Breaking taboos and stereotypes

"Mental illness is a huge taboo subject in Chinese culture. By discussing it in The Woo-Woo, I feel it will hopefully lead to more discussions about mental illness. 

"I think that the book itself, it's very different. People expect, especially immigrant writing, to be soft, quiet and muted. But this book takes on these serious themes with a more darkly comedic tone." 

The power of memoir 

"For me, writing has always been sort of a way for me to understand what I'm feeling or to make sense of what happened in my past. It's something I couldn't not do. 

"There's something cathartic about memoir. It allows you to look back at your most painful moments of childhood and analyze them and make sense of who these people are and what they meant to you and what they mean to you now.

"Memoir is something that one doesn't choose, it kind of chooses you. In order to make sense of my life and my childhood, I felt that I had to put it down on paper. Otherwise, I couldn't possibly go forth and make peace with myself and my past."

The new CanLit

"A large part of CanLit is that the gatekeepers are primarily white, so that leads to a lot of responses from editors and agents saying, 'This story isn't universal enough. It's too niche. We don't understand it.' I think by diversifying the gatekeepers, there's a [bigger] chance of us having more diverse stories.

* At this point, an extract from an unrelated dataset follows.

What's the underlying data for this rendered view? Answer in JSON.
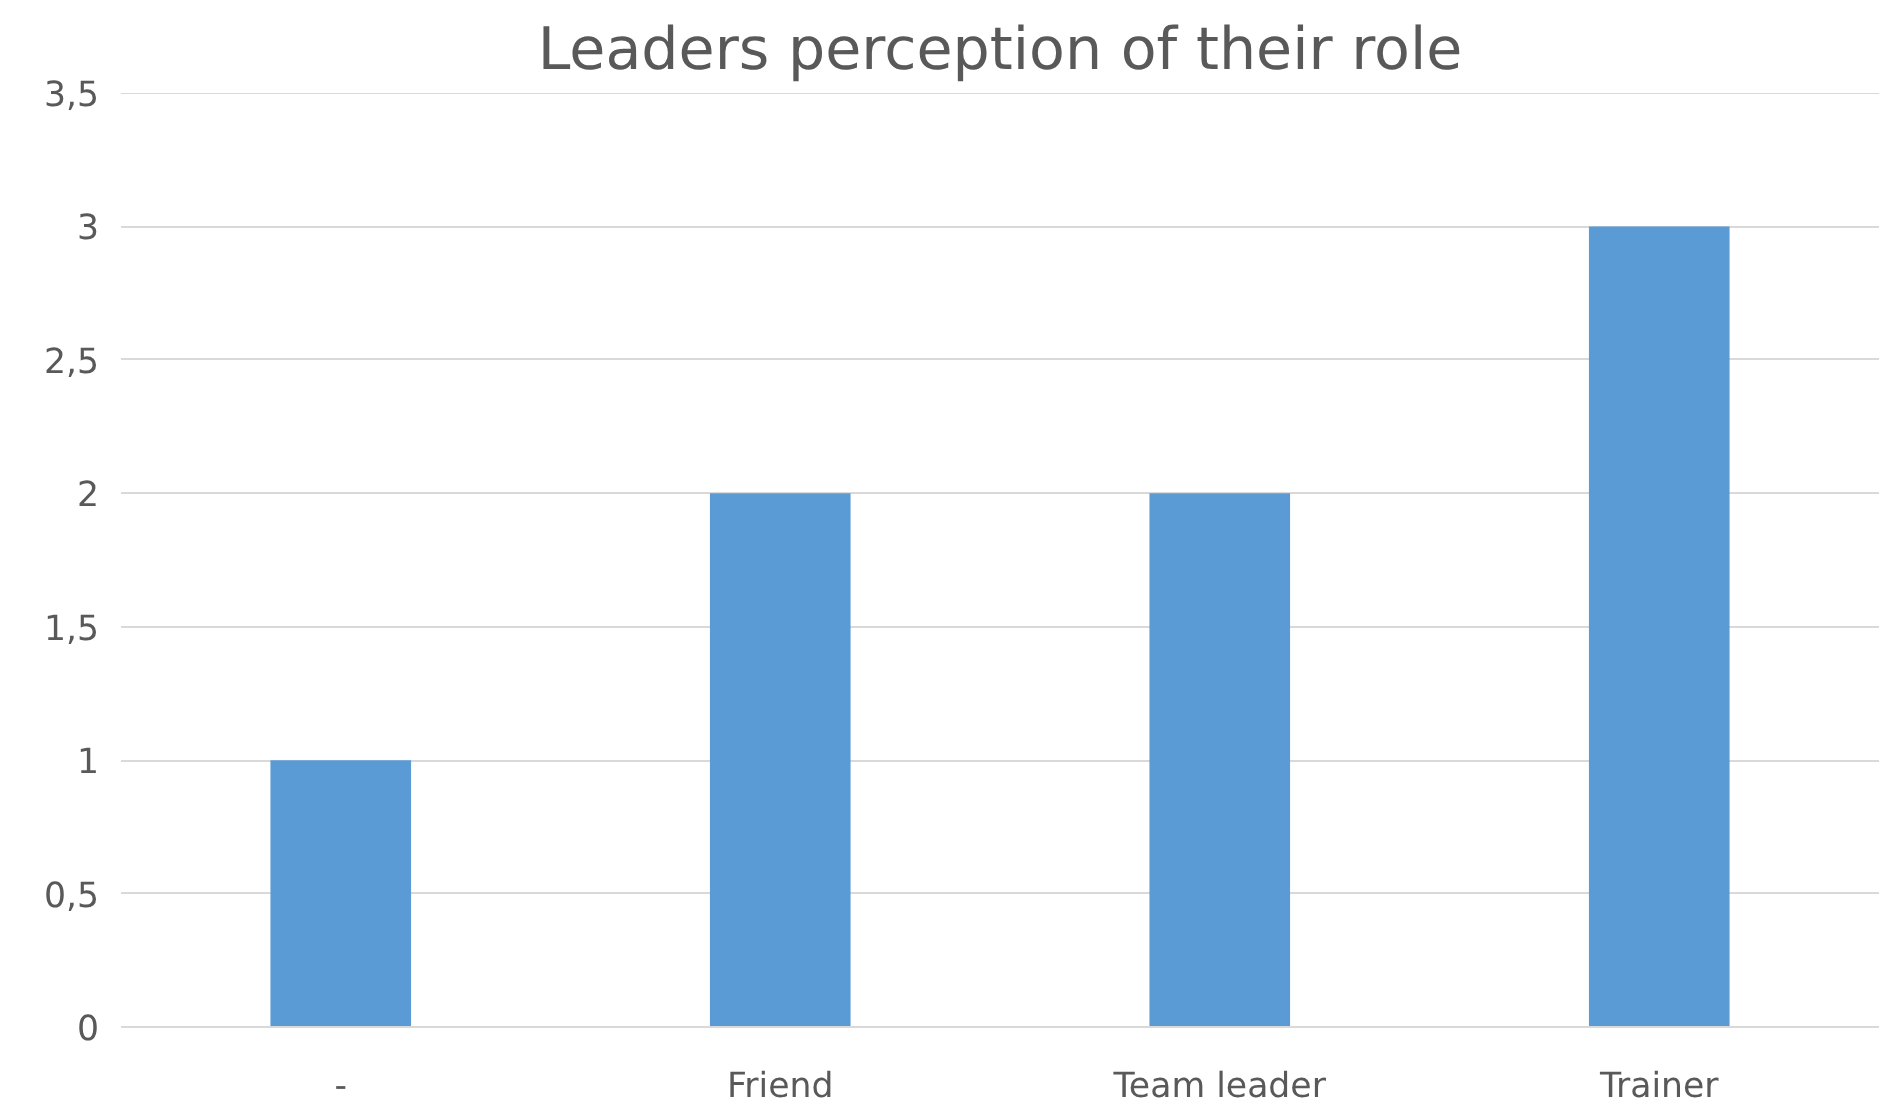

"I think we're making great progress. The new CanLit is moving towards a more diverse body of work, more experimental body of work and it's more inclusive, which I think is really exciting.

​"As a very new writer, I'm really excited to be a part of today's CanLit." 

Lindsay Wong's comments have been edited for length and clarity.













CBC Books' Why I Write series features authors speaking on what literature means to them.